それにアルは本当にいい子だから、必要のない力を使うことで誤解されたり嫌われたりしたら可哀想だ。
「アル」
「なんだよ?」
「大好きだよ」
そう言うと、今でも幼稚園くらいだった頃と変わりない顔でにっこり笑う。
それが可愛くて、「母さんの代わり」と言っておでこにキスをするとちょっと照れたようにまた笑う。

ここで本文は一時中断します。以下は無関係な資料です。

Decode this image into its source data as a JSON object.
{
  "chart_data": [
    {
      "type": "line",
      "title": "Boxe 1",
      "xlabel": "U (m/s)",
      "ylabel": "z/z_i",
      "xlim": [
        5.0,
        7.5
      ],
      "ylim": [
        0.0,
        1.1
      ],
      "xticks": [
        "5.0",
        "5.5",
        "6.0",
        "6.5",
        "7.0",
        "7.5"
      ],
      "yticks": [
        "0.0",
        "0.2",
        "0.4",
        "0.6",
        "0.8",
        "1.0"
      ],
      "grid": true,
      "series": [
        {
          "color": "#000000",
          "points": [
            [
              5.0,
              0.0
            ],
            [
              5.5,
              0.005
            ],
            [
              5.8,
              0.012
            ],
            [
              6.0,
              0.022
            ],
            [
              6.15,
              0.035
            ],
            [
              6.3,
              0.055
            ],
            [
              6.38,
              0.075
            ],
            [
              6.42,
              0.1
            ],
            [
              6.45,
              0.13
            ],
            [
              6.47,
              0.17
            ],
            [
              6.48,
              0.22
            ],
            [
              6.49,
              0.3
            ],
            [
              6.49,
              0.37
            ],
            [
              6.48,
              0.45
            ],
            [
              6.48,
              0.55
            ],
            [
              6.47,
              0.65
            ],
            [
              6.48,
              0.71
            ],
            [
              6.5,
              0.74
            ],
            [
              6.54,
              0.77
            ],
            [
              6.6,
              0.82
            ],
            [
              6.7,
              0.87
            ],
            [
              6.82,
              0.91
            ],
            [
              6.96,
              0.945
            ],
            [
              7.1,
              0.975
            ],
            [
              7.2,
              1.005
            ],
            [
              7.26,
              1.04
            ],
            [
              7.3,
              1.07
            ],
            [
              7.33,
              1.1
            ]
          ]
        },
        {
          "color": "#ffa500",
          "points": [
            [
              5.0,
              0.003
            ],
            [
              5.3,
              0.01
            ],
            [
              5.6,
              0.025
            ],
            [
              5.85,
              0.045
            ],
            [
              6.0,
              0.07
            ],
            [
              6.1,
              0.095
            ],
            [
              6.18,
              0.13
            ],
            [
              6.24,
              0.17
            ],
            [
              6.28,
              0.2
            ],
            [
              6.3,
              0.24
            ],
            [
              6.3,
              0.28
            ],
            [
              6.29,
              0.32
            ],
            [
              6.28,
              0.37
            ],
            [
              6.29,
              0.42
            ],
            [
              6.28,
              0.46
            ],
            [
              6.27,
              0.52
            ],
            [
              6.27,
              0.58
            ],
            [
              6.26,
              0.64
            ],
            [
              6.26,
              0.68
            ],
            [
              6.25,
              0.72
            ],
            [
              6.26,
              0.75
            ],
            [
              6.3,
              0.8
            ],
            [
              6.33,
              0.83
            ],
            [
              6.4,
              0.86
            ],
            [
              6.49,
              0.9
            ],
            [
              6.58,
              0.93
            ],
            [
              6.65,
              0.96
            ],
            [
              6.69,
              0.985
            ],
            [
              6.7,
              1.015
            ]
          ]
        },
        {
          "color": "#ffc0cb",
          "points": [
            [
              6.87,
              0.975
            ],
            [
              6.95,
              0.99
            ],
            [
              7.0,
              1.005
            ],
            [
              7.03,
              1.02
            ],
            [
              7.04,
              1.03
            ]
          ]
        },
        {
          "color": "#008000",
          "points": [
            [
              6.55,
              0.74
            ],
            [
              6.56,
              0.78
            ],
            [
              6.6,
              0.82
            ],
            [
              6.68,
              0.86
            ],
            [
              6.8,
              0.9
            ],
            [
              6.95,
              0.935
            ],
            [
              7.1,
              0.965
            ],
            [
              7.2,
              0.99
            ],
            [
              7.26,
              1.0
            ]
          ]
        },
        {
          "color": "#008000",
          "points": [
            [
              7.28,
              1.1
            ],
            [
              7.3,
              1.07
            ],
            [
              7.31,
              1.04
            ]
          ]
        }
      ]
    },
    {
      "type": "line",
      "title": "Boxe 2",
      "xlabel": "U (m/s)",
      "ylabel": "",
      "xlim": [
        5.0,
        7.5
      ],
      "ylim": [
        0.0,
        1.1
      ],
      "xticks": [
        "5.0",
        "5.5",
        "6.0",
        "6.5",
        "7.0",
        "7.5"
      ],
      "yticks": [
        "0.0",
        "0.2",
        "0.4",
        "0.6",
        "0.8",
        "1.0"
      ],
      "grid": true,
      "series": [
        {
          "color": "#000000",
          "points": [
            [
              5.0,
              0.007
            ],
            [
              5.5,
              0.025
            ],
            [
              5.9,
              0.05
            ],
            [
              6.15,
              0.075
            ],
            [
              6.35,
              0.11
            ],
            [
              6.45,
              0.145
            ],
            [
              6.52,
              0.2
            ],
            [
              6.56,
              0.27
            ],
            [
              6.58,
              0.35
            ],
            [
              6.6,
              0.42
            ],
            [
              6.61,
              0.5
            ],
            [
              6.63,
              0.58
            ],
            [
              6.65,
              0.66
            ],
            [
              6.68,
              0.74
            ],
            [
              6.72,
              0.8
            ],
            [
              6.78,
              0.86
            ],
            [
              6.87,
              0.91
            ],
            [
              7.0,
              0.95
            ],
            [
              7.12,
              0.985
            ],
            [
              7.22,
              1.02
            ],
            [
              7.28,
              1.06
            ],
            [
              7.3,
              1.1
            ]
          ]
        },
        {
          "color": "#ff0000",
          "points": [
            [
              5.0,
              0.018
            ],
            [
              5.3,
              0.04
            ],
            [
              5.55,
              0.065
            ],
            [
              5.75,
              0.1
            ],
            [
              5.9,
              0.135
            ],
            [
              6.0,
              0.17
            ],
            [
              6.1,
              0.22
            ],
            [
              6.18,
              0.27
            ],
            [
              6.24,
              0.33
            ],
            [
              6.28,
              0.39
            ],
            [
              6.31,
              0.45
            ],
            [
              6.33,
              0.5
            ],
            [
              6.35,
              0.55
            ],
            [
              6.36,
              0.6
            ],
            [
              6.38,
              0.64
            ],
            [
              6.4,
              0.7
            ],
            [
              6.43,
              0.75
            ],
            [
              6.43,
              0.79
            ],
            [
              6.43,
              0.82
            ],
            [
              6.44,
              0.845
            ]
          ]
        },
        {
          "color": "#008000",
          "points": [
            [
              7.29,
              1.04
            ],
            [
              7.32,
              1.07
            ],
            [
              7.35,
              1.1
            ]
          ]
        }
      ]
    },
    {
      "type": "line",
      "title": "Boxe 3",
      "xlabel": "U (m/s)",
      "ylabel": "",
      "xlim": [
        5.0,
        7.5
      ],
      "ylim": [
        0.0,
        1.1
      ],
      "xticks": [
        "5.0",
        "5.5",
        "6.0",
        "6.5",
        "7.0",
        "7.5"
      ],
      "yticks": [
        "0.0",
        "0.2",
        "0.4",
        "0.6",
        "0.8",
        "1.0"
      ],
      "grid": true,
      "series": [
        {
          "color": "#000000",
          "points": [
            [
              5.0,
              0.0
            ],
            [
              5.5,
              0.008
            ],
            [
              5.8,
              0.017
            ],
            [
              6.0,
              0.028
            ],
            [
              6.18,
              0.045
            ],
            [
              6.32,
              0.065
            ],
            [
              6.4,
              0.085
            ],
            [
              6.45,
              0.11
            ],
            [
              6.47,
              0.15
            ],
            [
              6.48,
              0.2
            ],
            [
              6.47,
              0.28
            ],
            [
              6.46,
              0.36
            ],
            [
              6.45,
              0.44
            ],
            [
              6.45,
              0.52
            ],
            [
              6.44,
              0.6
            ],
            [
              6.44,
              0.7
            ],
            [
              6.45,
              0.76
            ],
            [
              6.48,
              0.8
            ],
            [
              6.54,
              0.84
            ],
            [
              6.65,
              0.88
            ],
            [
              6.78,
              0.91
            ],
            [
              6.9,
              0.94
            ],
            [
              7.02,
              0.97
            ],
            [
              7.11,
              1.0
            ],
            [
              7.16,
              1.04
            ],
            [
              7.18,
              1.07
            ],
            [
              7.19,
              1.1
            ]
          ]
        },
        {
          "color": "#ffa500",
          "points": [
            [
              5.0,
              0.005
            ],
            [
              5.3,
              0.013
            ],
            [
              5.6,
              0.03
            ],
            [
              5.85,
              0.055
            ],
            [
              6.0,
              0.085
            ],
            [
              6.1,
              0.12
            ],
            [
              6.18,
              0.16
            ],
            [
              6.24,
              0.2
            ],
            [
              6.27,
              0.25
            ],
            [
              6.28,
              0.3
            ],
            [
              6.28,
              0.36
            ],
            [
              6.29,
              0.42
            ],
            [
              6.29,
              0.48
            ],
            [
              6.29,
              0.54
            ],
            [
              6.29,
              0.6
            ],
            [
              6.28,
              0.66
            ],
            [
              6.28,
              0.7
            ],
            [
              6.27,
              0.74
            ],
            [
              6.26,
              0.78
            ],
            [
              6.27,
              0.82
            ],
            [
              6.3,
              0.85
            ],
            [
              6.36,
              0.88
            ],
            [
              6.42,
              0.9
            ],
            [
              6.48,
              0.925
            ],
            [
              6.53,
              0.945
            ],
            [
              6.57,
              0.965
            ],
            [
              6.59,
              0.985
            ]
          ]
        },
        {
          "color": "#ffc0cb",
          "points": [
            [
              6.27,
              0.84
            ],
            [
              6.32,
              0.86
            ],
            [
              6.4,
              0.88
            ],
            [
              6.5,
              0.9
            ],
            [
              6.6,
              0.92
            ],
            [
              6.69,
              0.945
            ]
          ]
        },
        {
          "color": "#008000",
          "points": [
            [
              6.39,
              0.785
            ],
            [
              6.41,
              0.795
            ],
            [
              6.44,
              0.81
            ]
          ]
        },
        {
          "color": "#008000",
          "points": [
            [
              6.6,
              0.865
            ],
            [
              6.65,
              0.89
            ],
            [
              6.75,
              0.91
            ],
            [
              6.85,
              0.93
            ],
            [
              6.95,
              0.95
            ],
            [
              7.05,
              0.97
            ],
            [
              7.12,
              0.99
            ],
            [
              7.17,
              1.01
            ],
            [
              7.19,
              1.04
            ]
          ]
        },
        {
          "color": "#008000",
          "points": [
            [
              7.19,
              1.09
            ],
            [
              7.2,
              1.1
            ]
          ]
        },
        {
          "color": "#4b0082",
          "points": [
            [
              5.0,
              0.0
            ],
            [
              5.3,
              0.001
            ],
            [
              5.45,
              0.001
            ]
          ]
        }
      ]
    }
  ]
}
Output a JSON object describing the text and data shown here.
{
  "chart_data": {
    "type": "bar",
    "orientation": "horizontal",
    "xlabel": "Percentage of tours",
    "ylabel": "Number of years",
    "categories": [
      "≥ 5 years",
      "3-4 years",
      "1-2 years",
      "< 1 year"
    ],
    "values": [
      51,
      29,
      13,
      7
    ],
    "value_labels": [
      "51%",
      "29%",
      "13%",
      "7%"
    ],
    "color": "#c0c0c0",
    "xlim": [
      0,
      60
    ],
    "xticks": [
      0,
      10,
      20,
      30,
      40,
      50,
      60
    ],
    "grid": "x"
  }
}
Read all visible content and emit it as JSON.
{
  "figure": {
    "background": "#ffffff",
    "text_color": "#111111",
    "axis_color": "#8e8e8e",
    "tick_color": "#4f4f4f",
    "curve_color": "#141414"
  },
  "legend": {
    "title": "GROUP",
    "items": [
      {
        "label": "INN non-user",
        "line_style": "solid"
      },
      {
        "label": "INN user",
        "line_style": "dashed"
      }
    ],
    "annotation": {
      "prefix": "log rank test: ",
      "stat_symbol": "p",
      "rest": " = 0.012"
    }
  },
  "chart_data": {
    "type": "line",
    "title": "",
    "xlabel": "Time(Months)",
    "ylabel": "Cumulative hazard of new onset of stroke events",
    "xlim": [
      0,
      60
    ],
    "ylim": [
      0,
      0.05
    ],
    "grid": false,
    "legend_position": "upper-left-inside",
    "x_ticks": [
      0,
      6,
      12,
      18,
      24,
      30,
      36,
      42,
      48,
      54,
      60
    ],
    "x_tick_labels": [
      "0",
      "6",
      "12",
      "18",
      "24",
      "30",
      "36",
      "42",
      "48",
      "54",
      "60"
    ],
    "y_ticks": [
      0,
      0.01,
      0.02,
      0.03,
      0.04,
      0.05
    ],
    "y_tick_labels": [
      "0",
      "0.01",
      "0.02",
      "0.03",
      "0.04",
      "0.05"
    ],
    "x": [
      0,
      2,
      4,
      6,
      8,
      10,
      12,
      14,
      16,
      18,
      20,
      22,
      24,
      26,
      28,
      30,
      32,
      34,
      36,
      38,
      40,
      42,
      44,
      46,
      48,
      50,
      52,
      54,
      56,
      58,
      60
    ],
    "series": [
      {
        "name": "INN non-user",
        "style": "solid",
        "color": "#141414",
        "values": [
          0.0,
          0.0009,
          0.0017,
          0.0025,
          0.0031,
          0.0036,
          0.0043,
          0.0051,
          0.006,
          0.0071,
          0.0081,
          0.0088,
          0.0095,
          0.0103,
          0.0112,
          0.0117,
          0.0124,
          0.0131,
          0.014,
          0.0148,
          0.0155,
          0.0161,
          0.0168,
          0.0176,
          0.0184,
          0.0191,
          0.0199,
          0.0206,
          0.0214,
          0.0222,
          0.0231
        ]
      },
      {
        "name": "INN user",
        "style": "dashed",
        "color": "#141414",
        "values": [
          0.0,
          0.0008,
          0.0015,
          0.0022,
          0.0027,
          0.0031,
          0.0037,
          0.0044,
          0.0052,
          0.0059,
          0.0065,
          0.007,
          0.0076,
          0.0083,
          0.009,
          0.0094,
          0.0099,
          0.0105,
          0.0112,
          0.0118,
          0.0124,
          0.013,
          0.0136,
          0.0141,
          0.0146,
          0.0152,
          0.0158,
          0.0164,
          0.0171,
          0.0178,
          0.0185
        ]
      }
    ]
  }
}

それから、ちょっとだけ背伸びをして僕の頬にキスを返してくれる。
まだ僕よりも頭半分くらい小さなアル。
本当にすごく可愛くて、みんなに紹介したいくらいだけど、いろいろ聞かれるとアルが悪魔だってばれてしまうから、それは我慢していた。
「じゃあ、買い物に行こうぜ!」
「そんなに慌てなくても大丈夫だよ」
『悪魔の外見は魅力的にできているんだ』と前にアルが言っていた。
今まではそんなこと信じてなかったけど。
コインを握り締めて、反対側の手で僕を引っ張る。
その笑顔を眺めながら、それは本当かもしれないな……って少し思うようになった。
「あっち?」
「そう。ほら、そこの大きな看板のところだよ」
アルは多分どこの国の人から見ても少し異国的で、なのに違和感なくいつの間にかスルリと心の中に入ってきてしまう。
アルが悪魔だからなのか。
それともアルがそういう子なのか。
それだって、母さんならきっと分かったんだろうけど。
僕には分からないことばっかりで、ちょっと残念に思う。
「なぁ、ホントに車が走ってなくても信号が赤だったら渡っちゃいけないのか?」
「あー、うん。一応そういうことになってるけど……こういう見通しのいい道路で絶対安全だったらこっそり渡っちゃうこともあるかな」
「そうだよな。ちょっと安心した。な、あっち行ってみよう」
「今日は買い物。散歩はまた今度ね」
でも、アルが悪魔じゃなかったとしても、僕らはきっと同じように仲良くなったはず。
それだけは絶対に間違いないって思う。